Before the cooking class I had a couple of hours, so what do I do? Ask and you shall be given something to do. I got to help clean black beans – first time for everything! The beans were already harvested but we had to go through and remove all the small debris and broken beans. These beans are used food at the house. The way I was shown to do this was place an amount of beans in a large colander and shake them around getting the small debris to fallout the bottom while the larger debris comes to the surface allowing you to pick it out. After coming to a good stopping point, I joined an intense game of Uno! I was playing with Moises (Eduardo’s youngest son who was working with DLG and my main translator help while and home) and his nieces and nephews who were no older then 6 (if I remember correctly). Playing card games with kids is a great way to learn some Spanish! I had a lot of fun and time flew by, before I knew it, I was off to my cooking class.

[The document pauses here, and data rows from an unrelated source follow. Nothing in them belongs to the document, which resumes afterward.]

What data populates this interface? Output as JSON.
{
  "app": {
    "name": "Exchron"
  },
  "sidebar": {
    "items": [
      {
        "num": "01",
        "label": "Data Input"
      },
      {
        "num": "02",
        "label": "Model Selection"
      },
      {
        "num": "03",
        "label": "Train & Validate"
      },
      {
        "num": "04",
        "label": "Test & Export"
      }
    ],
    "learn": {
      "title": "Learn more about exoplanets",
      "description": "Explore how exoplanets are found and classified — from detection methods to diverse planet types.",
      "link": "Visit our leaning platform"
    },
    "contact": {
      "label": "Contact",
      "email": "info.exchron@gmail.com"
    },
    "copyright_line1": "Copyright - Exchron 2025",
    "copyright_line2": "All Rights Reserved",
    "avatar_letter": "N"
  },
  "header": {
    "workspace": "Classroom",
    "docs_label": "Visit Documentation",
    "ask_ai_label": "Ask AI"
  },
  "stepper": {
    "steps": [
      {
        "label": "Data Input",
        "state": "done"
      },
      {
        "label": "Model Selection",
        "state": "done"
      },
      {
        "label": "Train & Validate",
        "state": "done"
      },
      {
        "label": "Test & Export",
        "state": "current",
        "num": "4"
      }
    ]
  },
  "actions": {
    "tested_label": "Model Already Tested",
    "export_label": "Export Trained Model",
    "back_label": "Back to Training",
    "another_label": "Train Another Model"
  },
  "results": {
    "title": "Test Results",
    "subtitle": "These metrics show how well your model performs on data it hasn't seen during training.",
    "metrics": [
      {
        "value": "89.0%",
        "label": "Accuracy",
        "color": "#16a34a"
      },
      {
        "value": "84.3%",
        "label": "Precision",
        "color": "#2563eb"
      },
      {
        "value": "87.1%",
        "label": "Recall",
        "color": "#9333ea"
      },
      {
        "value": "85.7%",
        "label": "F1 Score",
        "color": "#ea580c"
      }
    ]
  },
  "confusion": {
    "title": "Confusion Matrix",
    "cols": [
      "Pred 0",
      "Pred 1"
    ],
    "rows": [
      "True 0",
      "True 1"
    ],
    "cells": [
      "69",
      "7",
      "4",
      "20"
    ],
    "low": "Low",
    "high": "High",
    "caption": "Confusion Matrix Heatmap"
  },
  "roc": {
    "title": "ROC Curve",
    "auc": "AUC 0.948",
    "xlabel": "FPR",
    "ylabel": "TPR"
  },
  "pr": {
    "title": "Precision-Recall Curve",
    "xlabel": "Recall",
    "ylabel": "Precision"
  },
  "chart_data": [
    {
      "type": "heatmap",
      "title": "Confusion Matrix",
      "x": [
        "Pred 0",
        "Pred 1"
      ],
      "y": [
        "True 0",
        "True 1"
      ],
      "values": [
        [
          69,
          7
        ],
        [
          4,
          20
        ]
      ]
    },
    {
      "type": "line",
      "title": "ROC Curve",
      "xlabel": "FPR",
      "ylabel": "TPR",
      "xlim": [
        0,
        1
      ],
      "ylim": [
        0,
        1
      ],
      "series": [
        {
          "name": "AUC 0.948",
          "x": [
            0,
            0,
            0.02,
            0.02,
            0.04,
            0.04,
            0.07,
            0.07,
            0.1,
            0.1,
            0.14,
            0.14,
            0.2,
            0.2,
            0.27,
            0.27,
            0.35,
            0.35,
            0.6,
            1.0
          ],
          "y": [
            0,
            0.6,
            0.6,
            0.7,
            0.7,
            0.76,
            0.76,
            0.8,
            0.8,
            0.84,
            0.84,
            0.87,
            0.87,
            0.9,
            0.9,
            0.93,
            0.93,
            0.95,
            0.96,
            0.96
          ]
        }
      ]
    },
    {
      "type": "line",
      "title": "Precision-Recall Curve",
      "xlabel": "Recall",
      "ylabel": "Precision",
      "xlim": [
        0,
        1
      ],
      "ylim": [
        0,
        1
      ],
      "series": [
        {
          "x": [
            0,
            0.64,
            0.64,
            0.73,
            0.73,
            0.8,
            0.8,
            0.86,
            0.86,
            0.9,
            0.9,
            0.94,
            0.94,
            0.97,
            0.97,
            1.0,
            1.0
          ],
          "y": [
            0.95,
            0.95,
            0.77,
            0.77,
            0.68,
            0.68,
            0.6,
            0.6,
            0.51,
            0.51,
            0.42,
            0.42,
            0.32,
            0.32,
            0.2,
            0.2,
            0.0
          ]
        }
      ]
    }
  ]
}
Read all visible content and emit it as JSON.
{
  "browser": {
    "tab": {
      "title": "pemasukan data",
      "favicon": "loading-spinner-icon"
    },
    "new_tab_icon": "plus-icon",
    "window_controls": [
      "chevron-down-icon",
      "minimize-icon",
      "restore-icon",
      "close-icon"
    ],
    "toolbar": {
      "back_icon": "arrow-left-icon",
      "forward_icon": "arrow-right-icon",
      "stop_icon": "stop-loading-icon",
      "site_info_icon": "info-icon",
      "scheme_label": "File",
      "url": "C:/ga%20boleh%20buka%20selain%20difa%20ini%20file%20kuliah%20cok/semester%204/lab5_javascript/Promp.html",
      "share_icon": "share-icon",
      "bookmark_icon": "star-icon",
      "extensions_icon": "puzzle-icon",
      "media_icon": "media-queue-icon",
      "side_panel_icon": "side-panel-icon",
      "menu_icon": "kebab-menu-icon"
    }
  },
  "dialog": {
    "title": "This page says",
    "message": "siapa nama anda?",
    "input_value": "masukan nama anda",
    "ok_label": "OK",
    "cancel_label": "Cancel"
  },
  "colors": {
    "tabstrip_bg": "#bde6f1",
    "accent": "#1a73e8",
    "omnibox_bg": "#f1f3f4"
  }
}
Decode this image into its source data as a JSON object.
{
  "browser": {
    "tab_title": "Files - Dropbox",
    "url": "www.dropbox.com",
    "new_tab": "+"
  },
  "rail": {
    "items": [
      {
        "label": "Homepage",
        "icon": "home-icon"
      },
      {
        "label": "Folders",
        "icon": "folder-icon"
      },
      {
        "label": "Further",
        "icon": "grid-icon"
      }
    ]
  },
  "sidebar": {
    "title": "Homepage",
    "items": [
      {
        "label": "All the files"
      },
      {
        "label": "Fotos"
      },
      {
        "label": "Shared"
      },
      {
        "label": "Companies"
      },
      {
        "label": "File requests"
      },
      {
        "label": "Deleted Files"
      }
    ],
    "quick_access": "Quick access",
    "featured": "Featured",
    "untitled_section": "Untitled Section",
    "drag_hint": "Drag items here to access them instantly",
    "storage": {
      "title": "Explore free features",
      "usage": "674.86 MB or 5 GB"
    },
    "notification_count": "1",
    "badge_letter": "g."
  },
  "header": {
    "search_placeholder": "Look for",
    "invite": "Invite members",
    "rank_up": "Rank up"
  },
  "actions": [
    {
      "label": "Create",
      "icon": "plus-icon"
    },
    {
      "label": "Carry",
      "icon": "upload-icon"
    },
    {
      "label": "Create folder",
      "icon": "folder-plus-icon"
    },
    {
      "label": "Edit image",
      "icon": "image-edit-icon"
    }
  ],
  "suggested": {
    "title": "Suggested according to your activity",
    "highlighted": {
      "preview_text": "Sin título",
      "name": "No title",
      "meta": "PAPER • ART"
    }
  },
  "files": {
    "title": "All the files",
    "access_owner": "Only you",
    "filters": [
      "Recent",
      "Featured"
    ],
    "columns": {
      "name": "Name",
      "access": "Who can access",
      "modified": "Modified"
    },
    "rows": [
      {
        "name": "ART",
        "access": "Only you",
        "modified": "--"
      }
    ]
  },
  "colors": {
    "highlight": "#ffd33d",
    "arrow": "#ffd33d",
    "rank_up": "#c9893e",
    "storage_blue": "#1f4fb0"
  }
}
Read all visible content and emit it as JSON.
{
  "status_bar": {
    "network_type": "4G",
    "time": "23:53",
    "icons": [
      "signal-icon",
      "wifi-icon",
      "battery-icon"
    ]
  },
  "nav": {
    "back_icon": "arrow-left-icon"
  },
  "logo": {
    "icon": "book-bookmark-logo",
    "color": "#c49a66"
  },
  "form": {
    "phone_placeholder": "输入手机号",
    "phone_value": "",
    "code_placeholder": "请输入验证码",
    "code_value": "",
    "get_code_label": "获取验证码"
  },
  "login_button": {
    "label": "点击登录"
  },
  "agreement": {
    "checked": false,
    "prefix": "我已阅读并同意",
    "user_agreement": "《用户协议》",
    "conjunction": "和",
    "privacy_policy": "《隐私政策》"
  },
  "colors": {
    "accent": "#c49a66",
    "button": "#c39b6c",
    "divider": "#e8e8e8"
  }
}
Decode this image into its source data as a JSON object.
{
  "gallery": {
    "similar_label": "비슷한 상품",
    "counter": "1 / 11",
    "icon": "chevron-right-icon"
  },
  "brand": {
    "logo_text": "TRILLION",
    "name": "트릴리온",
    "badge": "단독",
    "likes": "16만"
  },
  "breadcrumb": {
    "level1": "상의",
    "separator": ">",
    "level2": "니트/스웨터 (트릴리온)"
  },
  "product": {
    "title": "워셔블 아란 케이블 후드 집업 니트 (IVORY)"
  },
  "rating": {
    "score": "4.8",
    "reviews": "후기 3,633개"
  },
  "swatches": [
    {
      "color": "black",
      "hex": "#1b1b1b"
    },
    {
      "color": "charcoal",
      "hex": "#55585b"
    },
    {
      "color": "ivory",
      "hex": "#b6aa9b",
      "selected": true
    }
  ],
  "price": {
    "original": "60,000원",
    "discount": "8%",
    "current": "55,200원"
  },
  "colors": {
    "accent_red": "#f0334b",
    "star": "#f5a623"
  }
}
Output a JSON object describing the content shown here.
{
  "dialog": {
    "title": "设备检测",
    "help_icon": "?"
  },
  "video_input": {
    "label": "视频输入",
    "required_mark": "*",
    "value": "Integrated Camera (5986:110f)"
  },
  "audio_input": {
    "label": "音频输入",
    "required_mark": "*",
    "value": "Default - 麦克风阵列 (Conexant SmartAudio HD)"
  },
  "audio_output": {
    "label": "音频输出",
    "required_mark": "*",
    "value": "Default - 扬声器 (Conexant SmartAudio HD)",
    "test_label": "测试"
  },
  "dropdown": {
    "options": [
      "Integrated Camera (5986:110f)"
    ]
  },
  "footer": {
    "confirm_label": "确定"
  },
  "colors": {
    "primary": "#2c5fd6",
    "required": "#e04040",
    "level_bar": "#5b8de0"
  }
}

This cooking class was a unique experience. Probably the best part is that it is taught by the farmers wife to help bring additional income to the family. I arrive at the home where the class will be and we are greeted by our teacher, Miguel’s wife. She begins to tell us about the meal we are going to make today. We were going to make Pepian, a local staple. Pepian is chicken over rice with several vegetables and spices made into a salsa. We also made our own tortillas, which it was obvious the ones I made, haha.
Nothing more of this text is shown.